Monday, March 10th, 2008
I flew direct from Buenos Aires to Mexico City on Friday, and spent a busy weekend attending family commitments and social events. Of course, there were other activities, too: on Saturday, visits to Museo Casa de Leon Trotsky and La Casa Azul of Frida Khalo, both house-museums in Coyoacan. On Sunday, the afternoon was devoted to exhibitions. At the Museo Rufino Tamayo, most of the museum was dedicated to a solo exhibition of Wolfgang Tilmans, guest-curated and organized by Domenic Molon and Douglas Fogle. There was also an exhibition of a new installation of Thomas Hirschhorn; one of the museum curators, Tatiana Cuevas, organized this project. I was also tempted to visit the formerly-sleepy Museum of Modern Art (MAM), across the street from the Tamayo, as it is now directed by Osvaldo Sanchez, former artistic director of inSITE. There were numerous exhibitions at the MAM, two particularly memorable. One of them was a small but beautiful exhibition of Spanish-born painter Remedios Varo (1908-1963). Varo emigrated to Mexico in 1941 as a political exile and lived there for most of her life. Her exhibition included a series of beautifully illustrated drawings and paintings, filled with ghosts, doubles and other fantasmagorical references of the otherworldly. The works were collected by Varo’s late husband, Walter Gruen, who donated them to MAM. The other excellent exhibition was of the MAM’s collection guest-curated by the art historian James Oles. His curatorial address privileged “realism,” and the selection of works emphasized the cultural concern and ultimately paradigm of shaping modern Mexico, with the protagonist many times representing a community, the worker, and the common man and woman. While it was a collection exhibition, it was complemented by artworks on loan from other collections.

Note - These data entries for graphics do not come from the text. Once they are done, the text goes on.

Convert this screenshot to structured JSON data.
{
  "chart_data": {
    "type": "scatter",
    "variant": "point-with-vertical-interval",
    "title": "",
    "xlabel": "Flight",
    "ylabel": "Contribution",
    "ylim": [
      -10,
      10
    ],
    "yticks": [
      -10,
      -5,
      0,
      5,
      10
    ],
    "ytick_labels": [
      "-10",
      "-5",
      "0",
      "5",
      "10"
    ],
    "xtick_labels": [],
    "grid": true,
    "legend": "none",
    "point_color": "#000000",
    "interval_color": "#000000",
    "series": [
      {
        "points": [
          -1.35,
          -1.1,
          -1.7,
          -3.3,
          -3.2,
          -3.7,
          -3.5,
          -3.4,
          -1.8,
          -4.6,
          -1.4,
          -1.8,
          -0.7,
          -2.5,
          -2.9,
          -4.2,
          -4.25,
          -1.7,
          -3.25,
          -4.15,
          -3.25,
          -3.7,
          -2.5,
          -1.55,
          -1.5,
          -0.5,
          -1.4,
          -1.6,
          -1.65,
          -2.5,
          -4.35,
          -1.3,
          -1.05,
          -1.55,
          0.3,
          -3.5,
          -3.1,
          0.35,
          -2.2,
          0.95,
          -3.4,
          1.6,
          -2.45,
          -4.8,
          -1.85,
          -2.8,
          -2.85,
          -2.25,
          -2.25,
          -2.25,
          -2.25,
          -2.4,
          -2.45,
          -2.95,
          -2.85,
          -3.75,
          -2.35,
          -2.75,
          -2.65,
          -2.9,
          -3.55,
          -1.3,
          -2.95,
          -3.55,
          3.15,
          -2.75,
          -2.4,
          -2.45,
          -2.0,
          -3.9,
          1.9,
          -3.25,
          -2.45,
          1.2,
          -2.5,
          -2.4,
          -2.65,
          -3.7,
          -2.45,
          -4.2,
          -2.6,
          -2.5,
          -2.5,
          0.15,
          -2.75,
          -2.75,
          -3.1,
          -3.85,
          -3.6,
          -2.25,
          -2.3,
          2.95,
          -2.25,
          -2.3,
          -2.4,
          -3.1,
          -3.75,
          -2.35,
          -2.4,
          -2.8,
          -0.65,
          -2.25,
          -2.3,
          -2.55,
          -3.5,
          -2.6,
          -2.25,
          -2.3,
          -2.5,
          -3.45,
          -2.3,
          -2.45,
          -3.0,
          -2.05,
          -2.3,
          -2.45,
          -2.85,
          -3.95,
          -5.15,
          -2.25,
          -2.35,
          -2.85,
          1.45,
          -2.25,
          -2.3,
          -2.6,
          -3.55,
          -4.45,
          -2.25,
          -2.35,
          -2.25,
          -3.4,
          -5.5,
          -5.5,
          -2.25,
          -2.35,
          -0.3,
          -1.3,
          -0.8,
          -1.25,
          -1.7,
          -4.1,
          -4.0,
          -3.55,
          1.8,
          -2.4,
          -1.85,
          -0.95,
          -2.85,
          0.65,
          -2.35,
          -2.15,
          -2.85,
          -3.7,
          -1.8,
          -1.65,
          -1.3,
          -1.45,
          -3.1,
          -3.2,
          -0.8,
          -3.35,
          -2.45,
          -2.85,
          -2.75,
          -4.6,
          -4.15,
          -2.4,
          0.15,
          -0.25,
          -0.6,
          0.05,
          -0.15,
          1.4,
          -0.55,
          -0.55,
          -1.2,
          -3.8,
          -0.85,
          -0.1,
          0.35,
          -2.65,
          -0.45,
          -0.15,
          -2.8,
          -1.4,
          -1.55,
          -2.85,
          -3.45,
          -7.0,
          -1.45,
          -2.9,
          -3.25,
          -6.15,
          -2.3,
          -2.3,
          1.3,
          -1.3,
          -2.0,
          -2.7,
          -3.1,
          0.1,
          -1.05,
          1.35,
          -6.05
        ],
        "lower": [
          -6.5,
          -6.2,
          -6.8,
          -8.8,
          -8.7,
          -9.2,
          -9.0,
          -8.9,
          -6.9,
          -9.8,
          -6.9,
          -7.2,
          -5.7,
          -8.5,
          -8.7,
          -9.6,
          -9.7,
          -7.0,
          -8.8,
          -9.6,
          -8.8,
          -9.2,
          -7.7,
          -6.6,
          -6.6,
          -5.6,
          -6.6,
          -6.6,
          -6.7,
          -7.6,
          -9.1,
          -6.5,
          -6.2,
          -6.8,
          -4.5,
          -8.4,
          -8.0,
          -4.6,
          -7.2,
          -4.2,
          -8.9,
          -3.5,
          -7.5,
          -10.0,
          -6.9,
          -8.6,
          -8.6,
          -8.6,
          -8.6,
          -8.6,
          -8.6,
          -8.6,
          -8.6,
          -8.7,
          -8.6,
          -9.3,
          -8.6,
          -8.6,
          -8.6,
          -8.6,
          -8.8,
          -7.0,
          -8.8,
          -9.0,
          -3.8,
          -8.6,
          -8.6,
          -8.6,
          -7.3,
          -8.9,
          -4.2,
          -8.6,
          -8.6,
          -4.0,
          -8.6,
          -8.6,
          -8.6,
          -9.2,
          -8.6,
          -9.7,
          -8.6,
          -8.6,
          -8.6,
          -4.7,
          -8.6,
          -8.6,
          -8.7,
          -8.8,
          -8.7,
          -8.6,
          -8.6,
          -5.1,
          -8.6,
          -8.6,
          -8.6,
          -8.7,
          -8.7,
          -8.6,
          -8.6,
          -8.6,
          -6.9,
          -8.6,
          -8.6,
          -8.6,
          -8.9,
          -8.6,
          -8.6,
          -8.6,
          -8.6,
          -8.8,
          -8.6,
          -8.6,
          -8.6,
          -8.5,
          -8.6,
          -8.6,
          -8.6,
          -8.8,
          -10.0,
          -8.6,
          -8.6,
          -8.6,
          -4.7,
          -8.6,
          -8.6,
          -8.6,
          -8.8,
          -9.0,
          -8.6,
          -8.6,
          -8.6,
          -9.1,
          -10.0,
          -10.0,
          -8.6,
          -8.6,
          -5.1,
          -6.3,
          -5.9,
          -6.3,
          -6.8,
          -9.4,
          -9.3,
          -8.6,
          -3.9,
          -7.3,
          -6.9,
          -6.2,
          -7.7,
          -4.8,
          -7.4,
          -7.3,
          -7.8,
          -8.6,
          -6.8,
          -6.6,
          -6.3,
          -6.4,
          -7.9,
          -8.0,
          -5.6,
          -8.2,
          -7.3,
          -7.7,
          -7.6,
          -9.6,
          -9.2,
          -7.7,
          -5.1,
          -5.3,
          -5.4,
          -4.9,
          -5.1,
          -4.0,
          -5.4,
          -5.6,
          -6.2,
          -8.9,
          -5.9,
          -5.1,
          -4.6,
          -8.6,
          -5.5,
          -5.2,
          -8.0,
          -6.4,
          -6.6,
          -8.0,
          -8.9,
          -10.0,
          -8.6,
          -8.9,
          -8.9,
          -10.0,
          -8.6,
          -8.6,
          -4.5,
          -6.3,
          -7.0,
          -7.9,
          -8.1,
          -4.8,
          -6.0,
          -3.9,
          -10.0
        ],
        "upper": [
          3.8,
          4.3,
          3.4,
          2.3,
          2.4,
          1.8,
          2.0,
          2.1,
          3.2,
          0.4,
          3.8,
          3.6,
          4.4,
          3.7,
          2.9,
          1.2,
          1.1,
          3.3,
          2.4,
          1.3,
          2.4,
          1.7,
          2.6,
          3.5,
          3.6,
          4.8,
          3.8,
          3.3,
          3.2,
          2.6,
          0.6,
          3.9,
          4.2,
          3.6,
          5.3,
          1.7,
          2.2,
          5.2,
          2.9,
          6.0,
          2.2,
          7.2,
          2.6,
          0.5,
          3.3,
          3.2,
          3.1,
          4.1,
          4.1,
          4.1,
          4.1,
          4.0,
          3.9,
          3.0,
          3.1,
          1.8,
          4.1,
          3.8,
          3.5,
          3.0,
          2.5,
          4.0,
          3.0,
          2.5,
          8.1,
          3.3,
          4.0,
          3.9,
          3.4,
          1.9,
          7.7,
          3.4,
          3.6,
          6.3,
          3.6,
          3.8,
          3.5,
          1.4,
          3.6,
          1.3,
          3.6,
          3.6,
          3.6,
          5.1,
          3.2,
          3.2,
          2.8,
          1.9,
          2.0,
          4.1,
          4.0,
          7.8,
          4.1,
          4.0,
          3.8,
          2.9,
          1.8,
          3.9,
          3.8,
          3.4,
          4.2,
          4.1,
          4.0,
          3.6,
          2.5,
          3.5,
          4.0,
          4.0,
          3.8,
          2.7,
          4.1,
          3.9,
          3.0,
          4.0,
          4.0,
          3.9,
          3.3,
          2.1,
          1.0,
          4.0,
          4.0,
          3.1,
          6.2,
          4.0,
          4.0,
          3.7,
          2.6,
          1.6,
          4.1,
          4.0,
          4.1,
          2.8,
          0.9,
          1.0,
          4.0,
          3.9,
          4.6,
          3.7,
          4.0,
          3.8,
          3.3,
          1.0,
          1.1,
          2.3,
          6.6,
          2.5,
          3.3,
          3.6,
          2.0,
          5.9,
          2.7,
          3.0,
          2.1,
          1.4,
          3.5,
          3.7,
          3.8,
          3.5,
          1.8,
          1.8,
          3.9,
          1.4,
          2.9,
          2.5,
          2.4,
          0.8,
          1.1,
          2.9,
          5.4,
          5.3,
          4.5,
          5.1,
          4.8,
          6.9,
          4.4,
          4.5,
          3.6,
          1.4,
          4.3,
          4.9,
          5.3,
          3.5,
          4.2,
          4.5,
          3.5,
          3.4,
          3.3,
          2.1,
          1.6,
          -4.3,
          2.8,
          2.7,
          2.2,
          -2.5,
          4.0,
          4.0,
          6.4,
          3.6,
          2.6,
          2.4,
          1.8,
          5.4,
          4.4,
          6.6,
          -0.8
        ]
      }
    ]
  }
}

In the evening, I attended Anselm Franke’s program for unitednationsplaza, “an exhibition as school” that originated in Berlin and is sited for a month at Casa Refugio in Mexico City. unitednationsplaza is created by Anton Vidokle, and this new, month-long iteration of the project in Mexico is organized by the Patronato de Arte Contemporáneo (PAC). (Concurrently, Night School, a year-long version of unitednationsplaza, is taking place at the New Museum in New York.) Franke’s seminar was titled From Animism to Animation: Moving Image in Modern Culture, and focused on the work of Sergie Eisenstein. The evening was briefly introduced by Franke, followed by a lecture by Oksana Bulgakowa. As part of her presentation, Bulgakowa screened excerpts of a biopic on Eisenstein that she co-directed with Dietmar Hochmuth. The documentary was informative and provided much biographical depth on Eisenstein, from his family background to his incursions in theatre and eventually cinema. Sadly, the DVD jammed during the run and little did we get to learn about the makings of Eisenstein’s unfinished film Qué Viva Mexico!
Esentstein’s Qué Viva Mexico! has been the subject of numerous research-based works in Mexico. So much that even at James Oles’ exhibition, La colección: el peso del realismo at MAM, for example, an excerpt of the Eisenstein’s footage was included in the exhibition. Mexico City-based curator Olivier Debroise wrote and directed Un banquete en Tetlapayac (2000). A kind of film reenactment to address historical aspects of the original, Olivier’s film was staged at Tetlapayac, the hacienda that served as location of Eisenstein’s film. (Art historian James Oles was an actor in Debrois’ film, as were curator Cuauhtémoc Medina, and artists Andrea Fraser and Silvia Gruner, among others active in the art field today.)